What are the risks of trading crypto?

Dramatic gains are possible, but so are devastating losses, and investors should understand crypto’s wide-ranging risks. Here’s an overview of crypto volatility risk, technology risks, regulatory uncertainty and other issues that could affect the value of your investment.

Price volatility

Cryptocurrency prices can fluctuate wildly from week to week, or even within a single day. On May 19, 2021, for example, bitcoin’s price dropped 30%, after the Chinese government cracked down on bitcoin mining and trading.

Crypto prices may also rise and fall based on diverse factors such as changing public sentiment, world news, mainstream adoption, protocol upgrades, impending regulation, hacks, scams and more. Plus, crypto is a relatively new asset class, and the market is still in the process of price discovery.

Technology risks

Cryptocurrencies’ underlying blockchain technology is built with numerous security measures, including decentralization, cryptography and consensus mechanisms to confirm that transactions are legitimate. However, no blockchain is immune to every threat.

Backing up your crypto wallet regularly and storing it safely helps to protect you against computer failure, device theft and your own mistakes — such as accidentally uninstalling your digital crypto wallet. But it’s harder to guard against threats such as software bugs, data glitches and 51% attacks (when a group of crypto miners takes control of more than half of a network’s computing power).

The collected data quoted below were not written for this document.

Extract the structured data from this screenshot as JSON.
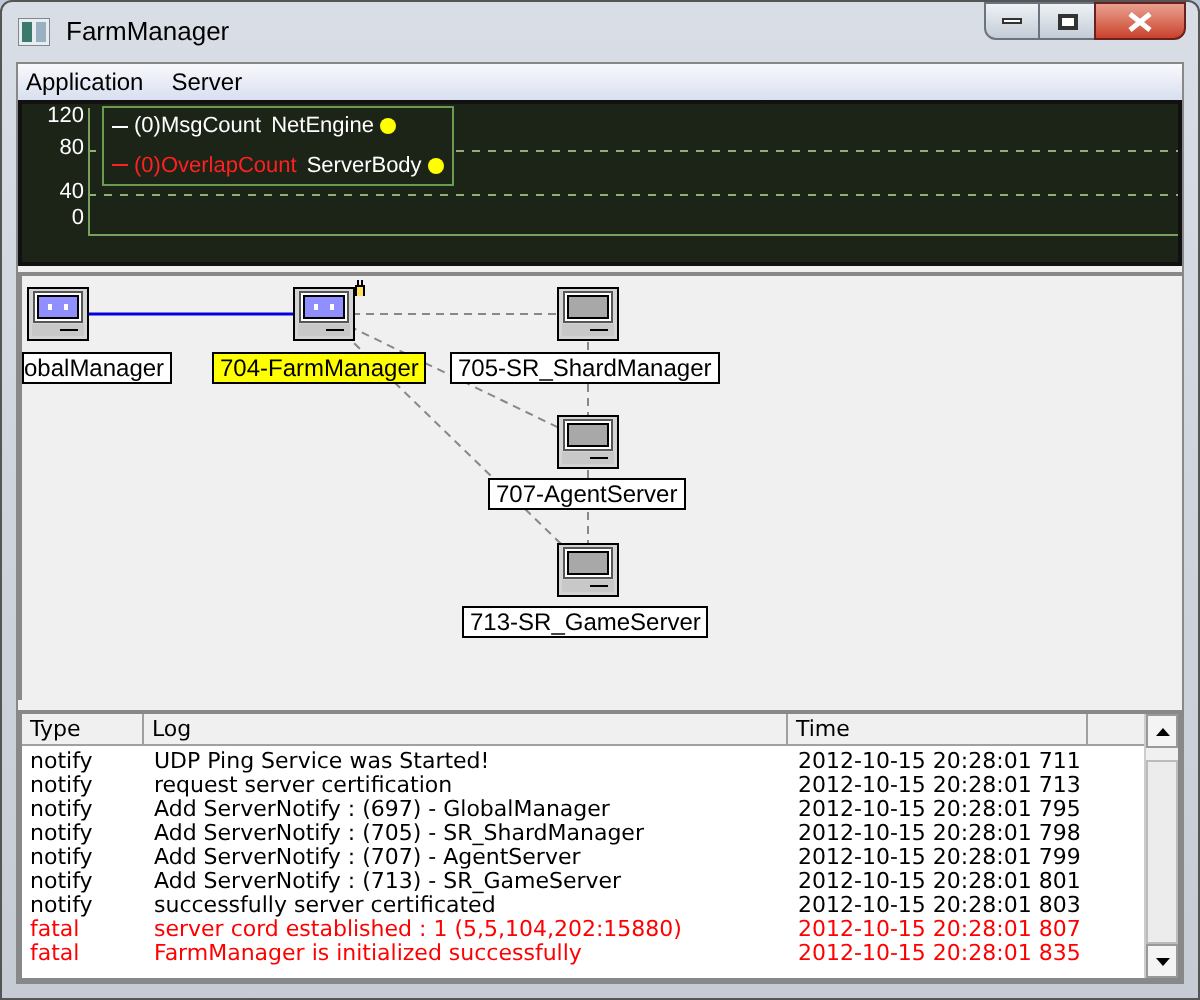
{
  "window": {
    "title": "FarmManager"
  },
  "menu": [
    "Application",
    "Server"
  ],
  "graph": {
    "y_labels": [
      "120",
      "80",
      "40",
      "0"
    ],
    "legend": [
      {
        "label": "(0)MsgCount",
        "source": "NetEngine",
        "color": "#ffffff"
      },
      {
        "label": "(0)OverlapCount",
        "source": "ServerBody",
        "color": "#ff2020"
      }
    ]
  },
  "network": {
    "nodes": [
      {
        "label": "obalManager",
        "kind": "online",
        "selected": false
      },
      {
        "label": "704-FarmManager",
        "kind": "online",
        "selected": true
      },
      {
        "label": "705-SR_ShardManager",
        "kind": "offline",
        "selected": false
      },
      {
        "label": "707-AgentServer",
        "kind": "offline",
        "selected": false
      },
      {
        "label": "713-SR_GameServer",
        "kind": "offline",
        "selected": false
      }
    ]
  },
  "log": {
    "columns": [
      "Type",
      "Log",
      "Time"
    ],
    "rows": [
      {
        "kind": "notify",
        "type": "notify",
        "log": "UDP Ping Service was Started!",
        "time": "2012-10-15 20:28:01 711"
      },
      {
        "kind": "notify",
        "type": "notify",
        "log": "request server certification",
        "time": "2012-10-15 20:28:01 713"
      },
      {
        "kind": "notify",
        "type": "notify",
        "log": "Add ServerNotify : (697) - GlobalManager",
        "time": "2012-10-15 20:28:01 795"
      },
      {
        "kind": "notify",
        "type": "notify",
        "log": "Add ServerNotify : (705) - SR_ShardManager",
        "time": "2012-10-15 20:28:01 798"
      },
      {
        "kind": "notify",
        "type": "notify",
        "log": "Add ServerNotify : (707) - AgentServer",
        "time": "2012-10-15 20:28:01 799"
      },
      {
        "kind": "notify",
        "type": "notify",
        "log": "Add ServerNotify : (713) - SR_GameServer",
        "time": "2012-10-15 20:28:01 801"
      },
      {
        "kind": "notify",
        "type": "notify",
        "log": "successfully server certificated",
        "time": "2012-10-15 20:28:01 803"
      },
      {
        "kind": "fatal",
        "type": "fatal",
        "log": "server cord established : 1 (5,5,104,202:15880)",
        "time": "2012-10-15 20:28:01 807"
      },
      {
        "kind": "fatal",
        "type": "fatal",
        "log": "FarmManager is initialized successfully",
        "time": "2012-10-15 20:28:01 835"
      }
    ]
  }
}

Crypto investors and developers are also concerned about advances in quantum computing, the next generation of computer technology. Its potential computing power could allow bad actors to hack crypto wallets, forge transactions or rewrite parts of a blockchain to alter transaction records. If that were to happen, crypto values ​​would likely plunge — even get wiped out. That day is likely still several years away, but Ethereum and other crypto organizations are already working on post-quantum cryptography.

Low liquidity

Liquidity means how easily and quickly you can exchange an asset for cash. Cryptocurrencies — especially smaller, newer ones — tend to be less liquid than other investments like stocks and bonds. That means trading or cashing in your digital coins may not happen as quickly as you’d like, even though crypto markets around the world operate nearly around the clock.

As a result, you might get “slippage” —a difference between the price you expect and the price you get once the trade has been executed. Slippage can happen if the bid / ask spread — the gap between what buyers are willing to pay and what sellers are willing to accept — changes while you’re waiting for your trade to be filled, perhaps even several times. When the actual price is lower than what expected, your buying power increases; This is called “positive slippage.” When the actual price is higher than expected, your buying power decreases; This is called “negative slippage.”